Am Nachmittag lag das Zentrum rund 90 Kilometer südöstlich von Cape May im US-Staat New Jersey und drehte mit einer Geschwindigkeit von etwa 44 Stundenkilometern aufs Festland zu. Hunderttausende Menschen waren bereits aufgefordert worden, sich in Sicherheit zu bringen. In New York appellierte Bürgermeister Michael Bloomberg noch einmal an die Einwohner tief gelegener Gegenden: "Gehen Sie sofort. Die Verhältnisse verschlechtern sich sehr schnell, und das Zeitfenster für sie, gefahrlos herauszukommen, schließt sich rasch."
"Sandy" vereint sich mit einem Wintersturm
"Sandy" begann nach Angaben von Meteorologen unterdessen seinen tropischen Charakter zu verlieren und sich wie befürchtet mit einem Wintersturm zu vereinen, der im US-Staat West Virginia bereits zu starkem Schneefall führt. Die Fachleute erwarten, dass das Unwetter dadurch an Intensität einbüßt, aber an Umfang gewinnt.
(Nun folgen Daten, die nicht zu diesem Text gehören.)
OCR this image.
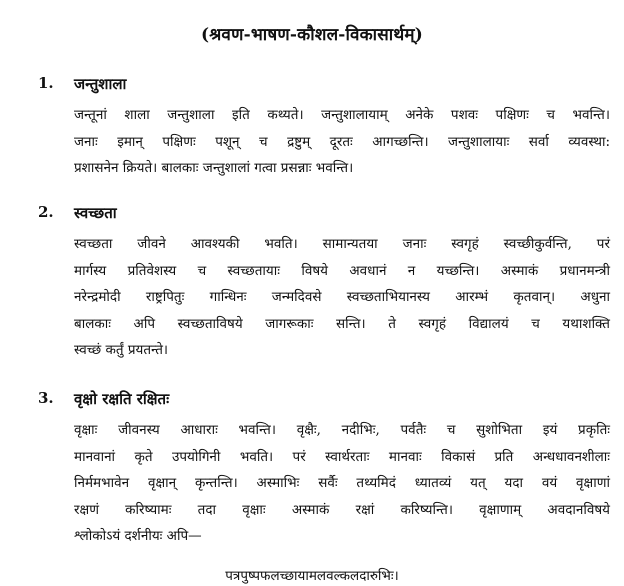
(श्रवण-भाषण-कौशल-विकासार्थम्)
1. जन्तुशाला
जन्तूनां शाला जन्तुशाला इति कथ्यते। जन्तुशालायाम् अनेके पशवः पक्षिणः च भवन्ति।
जनाः इमान् पक्षिणः पशून् च द्रष्टुम् दूरतः आगच्छन्ति। जन्तुशालायाः सर्वा व्यवस्था:
प्रशासनेन क्रियते। बालकाः जन्तुशालां गत्वा प्रसन्नाः भवन्ति।
2. स्वच्छता
स्वच्छता जीवने आवश्यकी भवति। सामान्यतया जनाः स्वगृहं स्वच्छीकुर्वन्ति, परं
मार्गस्य प्रतिवेशस्य च स्वच्छतायाः विषये अवधानं न यच्छन्ति। अस्माकं प्रधानमन्त्री
नरेन्द्रमोदी राष्ट्रपितुः गान्धिनः जन्मदिवसे स्वच्छताभियानस्य आरम्भं कृतवान्। अधुना
बालकाः अपि स्वच्छताविषये जागरूकाः सन्ति। ते स्वगृहं विद्यालयं च यथाशक्ति
स्वच्छं कर्तुं प्रयतन्ते।
3. वृक्षो रक्षति रक्षितः
वृक्षाः जीवनस्य आधाराः भवन्ति। वृक्षैः, नदीभिः, पर्वतैः च सुशोभिता इयं प्रकृतिः
मानवानां कृते उपयोगिनी भवति। परं स्वार्थरताः मानवाः विकासं प्रति अन्धधावनशीलाः
निर्ममभावेन वृक्षान् कृन्तन्ति। अस्माभिः सर्वैः तथ्यमिदं ध्यातव्यं यत् यदा वयं वृक्षाणां
रक्षणं करिष्यामः तदा वृक्षाः अस्माकं रक्षां करिष्यन्ति। वृक्षाणाम् अवदानविषये
श्लोकोऽयं दर्शनीयः अपि—
पत्रपुष्पफलच्छायामलवल्कलदारुभिः।
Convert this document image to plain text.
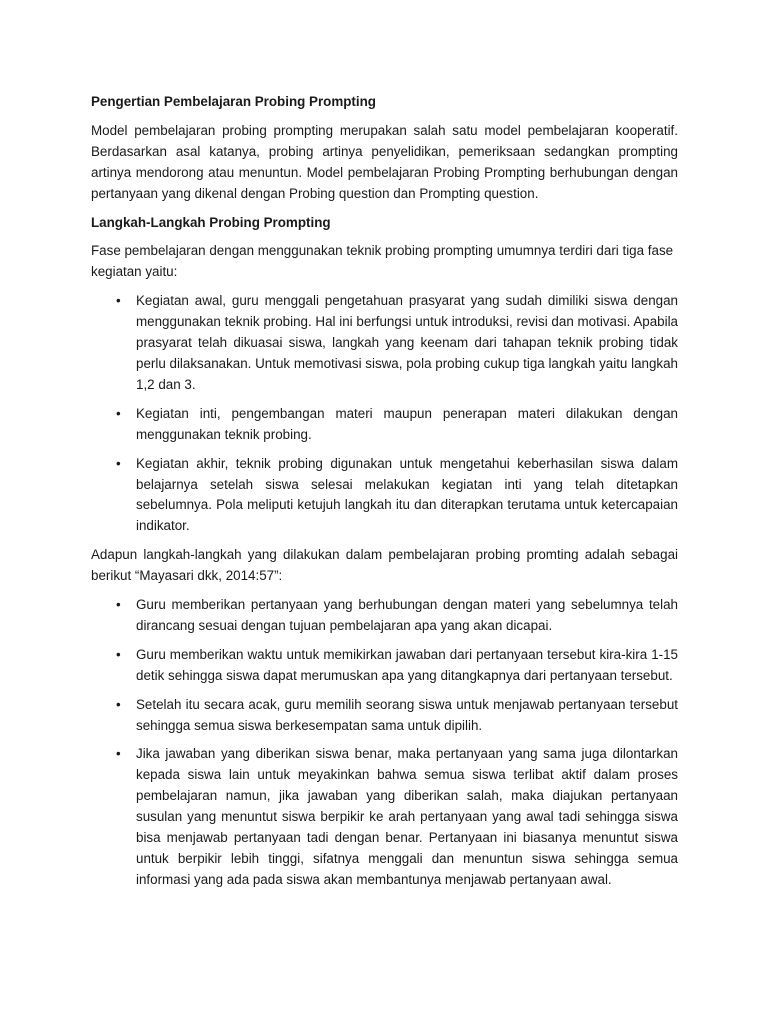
Pengertian Pembelajaran Probing Prompting

Model pembelajaran probing prompting merupakan salah satu model pembelajaran kooperatif. Berdasarkan asal katanya, probing artinya penyelidikan, pemeriksaan sedangkan prompting artinya mendorong atau menuntun. Model pembelajaran Probing Prompting berhubungan dengan pertanyaan yang dikenal dengan Probing question dan Prompting question.

Langkah-Langkah Probing Prompting

Fase pembelajaran dengan menggunakan teknik probing prompting umumnya terdiri dari tiga fase kegiatan yaitu:

• Kegiatan awal, guru menggali pengetahuan prasyarat yang sudah dimiliki siswa dengan menggunakan teknik probing. Hal ini berfungsi untuk introduksi, revisi dan motivasi. Apabila prasyarat telah dikuasai siswa, langkah yang keenam dari tahapan teknik probing tidak perlu dilaksanakan. Untuk memotivasi siswa, pola probing cukup tiga langkah yaitu langkah 1,2 dan 3.
• Kegiatan inti, pengembangan materi maupun penerapan materi dilakukan dengan menggunakan teknik probing.
• Kegiatan akhir, teknik probing digunakan untuk mengetahui keberhasilan siswa dalam belajarnya setelah siswa selesai melakukan kegiatan inti yang telah ditetapkan sebelumnya. Pola meliputi ketujuh langkah itu dan diterapkan terutama untuk ketercapaian indikator.

Adapun langkah-langkah yang dilakukan dalam pembelajaran probing promting adalah sebagai berikut “Mayasari dkk, 2014:57”:

• Guru memberikan pertanyaan yang berhubungan dengan materi yang sebelumnya telah dirancang sesuai dengan tujuan pembelajaran apa yang akan dicapai.
• Guru memberikan waktu untuk memikirkan jawaban dari pertanyaan tersebut kira-kira 1-15 detik sehingga siswa dapat merumuskan apa yang ditangkapnya dari pertanyaan tersebut.
• Setelah itu secara acak, guru memilih seorang siswa untuk menjawab pertanyaan tersebut sehingga semua siswa berkesempatan sama untuk dipilih.
• Jika jawaban yang diberikan siswa benar, maka pertanyaan yang sama juga dilontarkan kepada siswa lain untuk meyakinkan bahwa semua siswa terlibat aktif dalam proses pembelajaran namun, jika jawaban yang diberikan salah, maka diajukan pertanyaan susulan yang menuntut siswa berpikir ke arah pertanyaan yang awal tadi sehingga siswa bisa menjawab pertanyaan tadi dengan benar. Pertanyaan ini biasanya menuntut siswa untuk berpikir lebih tinggi, sifatnya menggali dan menuntun siswa sehingga semua informasi yang ada pada siswa akan membantunya menjawab pertanyaan awal.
In den Küstenstädten brachten sich bereits Hunderttausende Anwohner aus den ufernahen Regionen in Sicherheit, Tausende Geschäfte bleiben geschlossen. Busse und Bahnen blieben vielerorts seit Sonntagabend in den Depots, Flugverbindungen wurden gestrichen. Die Wetteragentur sagte ein lebensbedrohliches Anschwellen des Sturmes, Böen in Hurrikan-Stärke an der Künste und heftige Schneefälle in den Appalachen voraus.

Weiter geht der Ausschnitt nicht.